夢と欲求


 彰と紗椰が結婚して、一年が経った。二人には、大きなイベントが控えていた。


「彰、これどう?」


紗椰は大きな麦わら帽子を被って、その場でくるりと回ってみせた。


「ええんとちゃうかな」


「適当やな」


「ハワイっぽくてええと思うよ」


「これ安かった。三百円やしな」


「安!」


 彰と紗椰は、ハワイで二人だけの挙式をあげることになった。結婚した当初は貯金がなかったために結婚式は見送っていた。双方の両親が資金を出すと言ってくれていたが、二人は遠慮していた。

 挙式は、海外であげたかった。それは彰達二人の希望であり、どうしても譲れなかった。海外となると、招待できる人も限られるし、人が集まったとしてもその費用はかなり高額となる。親族のみを集めても、薄給の彰にはとても払える金額ではなく、それを両親に頼る気もなかった。

 二人だけの挙式を、二人は望んでいた。


 彰は結婚してから一年間、かなり節約しながら貯金をした。元々貯めていたお金と一年間で貯めたお金を足して、なんとか二人の挙式と新婚旅行の費用を貯めることができたのだ。

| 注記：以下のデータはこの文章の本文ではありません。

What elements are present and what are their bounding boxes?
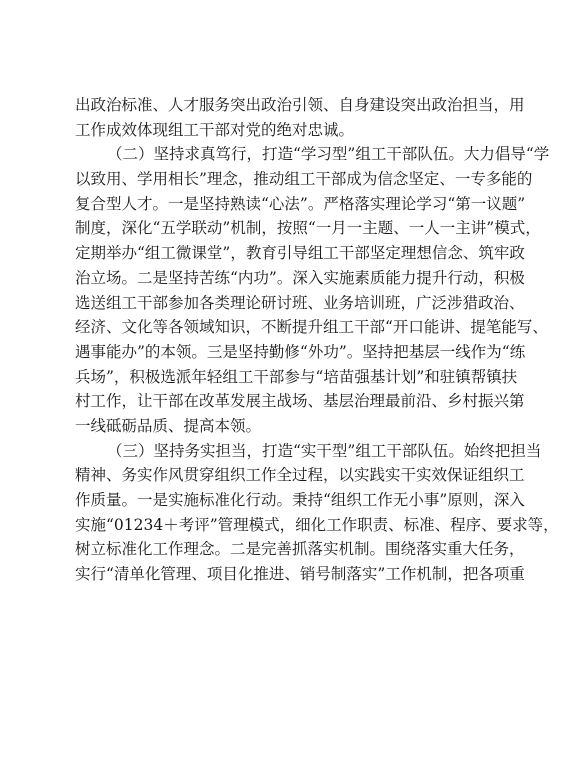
text-line: 选送组工干部参加各类理论研讨班、业务培训班，广泛涉猎政治、 (75, 293, 525, 312)
text-line: 实行“清单化管理、项目化推进、销号制落实”工作机制，把各项重 (75, 565, 525, 584)
text-line: 工作成效体现组工干部对党的绝对忠诚。 (75, 120, 355, 139)
text-line: 作质量。一是实施标准化行动。秉持“组织工作无小事”原则，深入 (75, 491, 525, 509)
text-line: 树立标准化工作理念。二是完善抓落实机制。围绕落实重大任务， (75, 540, 525, 559)
text-line: 定期举办“组工微课堂”，教育引导组工干部坚定理想信念、筑牢政 (75, 244, 525, 263)
text-line: 复合型人才。一是坚持熟读“心法”。严格落实理论学习“第一议题” (75, 194, 526, 213)
text-line: （二）坚持求真笃行，打造“学习型”组工干部队伍。大力倡导“学 (107, 145, 550, 164)
text-line: 制度，深化“五学联动”机制，按照“一月一主题、一人一主讲”模式， (75, 219, 541, 238)
document-body (75, 93, 559, 587)
text-line: 村工作，让干部在改革发展主战场、基层治理最前沿、乡村振兴第 (75, 392, 525, 411)
text-line: 实施“01234＋考评”管理模式，细化工作职责、标准、程序、要求等， (75, 515, 559, 534)
text-line: 精神、务实作风贯穿组织工作全过程，以实践实干实效保证组织工 (75, 466, 525, 485)
text-line: （三）坚持务实担当，打造“实干型”组工干部队伍。始终把担当 (107, 441, 542, 460)
text-line: 一线砥砺品质、提高本领。 (75, 416, 262, 435)
text-line: 出政治标准、人才服务突出政治引领、自身建设突出政治担当，用 (75, 96, 525, 114)
text-line: 兵场”，积极选派年轻组工干部参与“培苗强基计划”和驻镇帮镇扶 (75, 367, 518, 386)
text-line: 治立场。二是坚持苦练“内功”。深入实施素质能力提升行动，积极 (75, 268, 525, 287)
text-line: 以致用、学用相长”理念，推动组工干部成为信念坚定、一专多能的 (75, 170, 533, 189)
text-line: 经济、文化等各领域知识，不断提升组工干部“开口能讲、提笔能写、 (75, 318, 548, 337)
text-line: 遇事能办”的本领。三是坚持勤修“外功”。坚持把基层一线作为“练 (75, 342, 526, 361)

「ウェディング会社のオプションとは別の会社でフォトツアーを頼むと、安い料金で沢山写真が撮れるんやで。衣装もオリジナルやし、挙式の写真と雰囲気も変わって楽しい!」


 紗椰はとても楽しそうに計画を立てていた。お金がないから一時期は結婚式そのものを諦めていたが、やはりウェディングドレスに憧れているようだった。お金が貯まって、彰がハワイ婚を提案したときは本当に嬉しそうだった。

 海外挙式は、紗椰の夢だった。


「イルカにも会えるよ! カメもおる! ウミガメ!」


 子供みたいにはしゃぐ紗椰を眺めながら、彰は一つの懸念を抱いていた。もしも、海外旅行中に、紗椰が低血糖を引き起こしたら。

 一年前に紗椰が低血糖で倒れたときは何もできなかった彰が、海外で同じ状況になったときにどうなるかを考えるだけで目眩がした。

 妻を守れる自信はない。そんな男が、妻の夢を叶えるというもっともらしい理由でハワイへ行こうと言うのだ。彰はそれが馬鹿げていると思いつつも、紗椰の喜ぶ顔が見たいという幼稚な欲求に負けたのだった。


「持ち物チェックリスト、彰もしっかり確認してや!」


 彰は紗椰が作ったリストに目を通した。リストの下の方に「ブドウ糖ゼリー」の文字を見つけて、小さく頷いた。